Critical endpoints gained explicit indexes and covering patterns; Hibernate fetch graphs rewritten where necessary. Redis cached tenant-scoped KPI tiles with TTL jitter.
Next.js adoption on marketing app improved LCP; dashboard SPA moved heavy charts to intersection observers.
Implementation
- 1
Instrumentation & baseline
Deployed tracing with sampling tuned for noisy tenants; captured Core Web Vitals in RUM pipelines. Established p95/p99 budgets per endpoint family.
- 2
Hot path burn-down
Two-sprint cycles per domain team with shared DBA office hours. Kill list of N+1 offenders published in wiki for pride/shame accountability.
- 3
Renewal firewall
CS playbooks referenced performance attestations before QBR decks; synthetic checks simulated top 20 tenant configurations hourly.
Tools & platforms
- OpenTelemetry
- Datadog
- pg_stat_statements
- k6
- Redis
- Next.js
Engineering challenges addressed
- Tenant hot spots skewing benchmarks — solved with weighted SLOs by revenue band.
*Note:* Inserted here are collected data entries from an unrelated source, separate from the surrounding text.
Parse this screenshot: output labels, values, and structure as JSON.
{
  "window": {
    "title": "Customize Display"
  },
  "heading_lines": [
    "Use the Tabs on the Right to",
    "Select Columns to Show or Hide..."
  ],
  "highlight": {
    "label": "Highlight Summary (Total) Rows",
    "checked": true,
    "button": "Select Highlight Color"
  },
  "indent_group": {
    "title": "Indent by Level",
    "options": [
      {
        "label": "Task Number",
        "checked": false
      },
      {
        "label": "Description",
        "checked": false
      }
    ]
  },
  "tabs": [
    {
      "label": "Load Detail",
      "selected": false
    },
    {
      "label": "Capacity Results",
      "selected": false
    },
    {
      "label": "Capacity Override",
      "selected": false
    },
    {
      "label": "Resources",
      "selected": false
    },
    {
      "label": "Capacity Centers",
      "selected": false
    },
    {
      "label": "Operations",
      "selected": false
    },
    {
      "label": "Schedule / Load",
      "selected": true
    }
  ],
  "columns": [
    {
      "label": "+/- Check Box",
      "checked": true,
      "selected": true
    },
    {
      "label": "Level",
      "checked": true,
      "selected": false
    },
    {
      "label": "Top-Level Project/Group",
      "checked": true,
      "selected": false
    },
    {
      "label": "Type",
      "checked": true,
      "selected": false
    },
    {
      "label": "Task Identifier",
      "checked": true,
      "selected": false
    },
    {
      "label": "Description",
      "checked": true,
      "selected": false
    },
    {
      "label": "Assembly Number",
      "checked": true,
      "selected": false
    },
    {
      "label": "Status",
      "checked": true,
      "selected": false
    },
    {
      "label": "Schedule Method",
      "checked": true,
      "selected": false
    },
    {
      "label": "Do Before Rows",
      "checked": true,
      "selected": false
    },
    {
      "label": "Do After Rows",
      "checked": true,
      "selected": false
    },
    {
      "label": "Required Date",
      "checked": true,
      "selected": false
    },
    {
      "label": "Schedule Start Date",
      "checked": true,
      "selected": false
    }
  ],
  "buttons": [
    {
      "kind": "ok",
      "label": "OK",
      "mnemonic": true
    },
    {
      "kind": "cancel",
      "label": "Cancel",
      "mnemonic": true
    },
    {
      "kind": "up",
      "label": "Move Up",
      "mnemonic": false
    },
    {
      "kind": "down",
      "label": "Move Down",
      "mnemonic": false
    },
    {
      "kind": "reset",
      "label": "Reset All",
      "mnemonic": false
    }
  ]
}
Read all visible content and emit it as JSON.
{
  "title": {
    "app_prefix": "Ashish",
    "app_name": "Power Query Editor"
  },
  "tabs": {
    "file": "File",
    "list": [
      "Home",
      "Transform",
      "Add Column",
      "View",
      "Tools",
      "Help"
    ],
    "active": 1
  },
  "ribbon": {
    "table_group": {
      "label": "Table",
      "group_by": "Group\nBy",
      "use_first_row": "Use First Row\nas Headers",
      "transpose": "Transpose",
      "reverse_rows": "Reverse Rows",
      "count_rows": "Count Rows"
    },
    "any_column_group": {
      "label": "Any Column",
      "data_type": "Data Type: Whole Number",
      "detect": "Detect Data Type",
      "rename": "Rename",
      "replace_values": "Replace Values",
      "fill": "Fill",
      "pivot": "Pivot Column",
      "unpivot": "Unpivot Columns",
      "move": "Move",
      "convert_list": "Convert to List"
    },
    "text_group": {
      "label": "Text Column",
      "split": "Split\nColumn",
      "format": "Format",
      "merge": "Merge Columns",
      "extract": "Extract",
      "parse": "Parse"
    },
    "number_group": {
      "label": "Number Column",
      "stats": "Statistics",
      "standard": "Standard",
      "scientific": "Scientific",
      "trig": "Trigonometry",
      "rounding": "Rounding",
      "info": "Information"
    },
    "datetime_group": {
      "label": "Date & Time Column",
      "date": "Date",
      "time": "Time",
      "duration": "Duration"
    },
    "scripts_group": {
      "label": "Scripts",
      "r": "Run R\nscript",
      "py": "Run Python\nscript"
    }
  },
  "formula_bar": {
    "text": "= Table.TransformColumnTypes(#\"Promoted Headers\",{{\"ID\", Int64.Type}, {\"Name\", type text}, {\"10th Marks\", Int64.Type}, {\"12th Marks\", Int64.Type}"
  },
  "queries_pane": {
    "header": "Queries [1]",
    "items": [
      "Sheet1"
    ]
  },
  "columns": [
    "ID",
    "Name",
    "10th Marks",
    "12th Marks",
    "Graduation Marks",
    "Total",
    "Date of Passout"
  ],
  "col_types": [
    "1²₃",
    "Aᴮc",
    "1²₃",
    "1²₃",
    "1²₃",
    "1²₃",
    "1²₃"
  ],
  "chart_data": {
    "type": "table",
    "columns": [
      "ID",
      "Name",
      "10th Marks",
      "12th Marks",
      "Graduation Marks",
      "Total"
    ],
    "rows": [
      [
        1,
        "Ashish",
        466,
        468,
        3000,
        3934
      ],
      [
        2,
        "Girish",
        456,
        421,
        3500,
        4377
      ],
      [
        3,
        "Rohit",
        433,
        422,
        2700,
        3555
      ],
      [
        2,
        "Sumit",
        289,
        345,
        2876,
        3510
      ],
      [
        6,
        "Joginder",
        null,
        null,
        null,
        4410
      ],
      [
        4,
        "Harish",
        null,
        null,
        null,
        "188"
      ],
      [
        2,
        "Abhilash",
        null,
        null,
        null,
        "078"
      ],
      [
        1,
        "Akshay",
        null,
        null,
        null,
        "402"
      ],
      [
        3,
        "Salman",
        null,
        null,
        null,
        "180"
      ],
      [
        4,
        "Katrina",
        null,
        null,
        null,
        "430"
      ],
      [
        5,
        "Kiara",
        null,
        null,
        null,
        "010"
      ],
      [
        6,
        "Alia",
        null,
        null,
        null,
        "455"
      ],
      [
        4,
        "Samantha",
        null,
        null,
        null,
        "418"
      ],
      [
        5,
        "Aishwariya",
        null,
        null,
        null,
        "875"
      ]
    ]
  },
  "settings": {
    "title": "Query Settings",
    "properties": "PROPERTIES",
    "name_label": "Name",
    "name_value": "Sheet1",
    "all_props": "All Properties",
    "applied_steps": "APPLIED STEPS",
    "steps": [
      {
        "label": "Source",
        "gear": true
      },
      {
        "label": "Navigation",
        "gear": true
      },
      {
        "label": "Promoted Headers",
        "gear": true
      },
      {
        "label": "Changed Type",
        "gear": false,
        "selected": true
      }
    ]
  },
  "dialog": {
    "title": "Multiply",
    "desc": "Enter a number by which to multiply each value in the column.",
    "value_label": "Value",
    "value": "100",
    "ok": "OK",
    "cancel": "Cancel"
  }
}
- Balancing cache freshness with finance close deadlines.
Program artifacts & environments


Tech stack
- Next.js
- React
- Java
- PostgreSQL
- Redis
- Kafka
- Kubernetes
- AWS
- OpenTelemetry
Results
- 63% reduction in API p99 for billing and dashboard families
- Enterprise logo churn down 3.2 points YoY after performance program
- Median LCP improved from 4.1s to 1.9s on hospitality profile
Quantified impact
63% API p99 reduction on targeted routes
Pre/post across 30-day steady state.
$6.7M expansion pipeline re-engaged
Opportunities previously stalled on performance POCs.
Key takeaways
- Performance is a product discipline — not a heroics sprint before renewal season.
- SLOs should be revenue-aware; not all tenants deserve equal latency targets.
- Frontend and backend tracing must stitch — otherwise teams optimize wrong layers.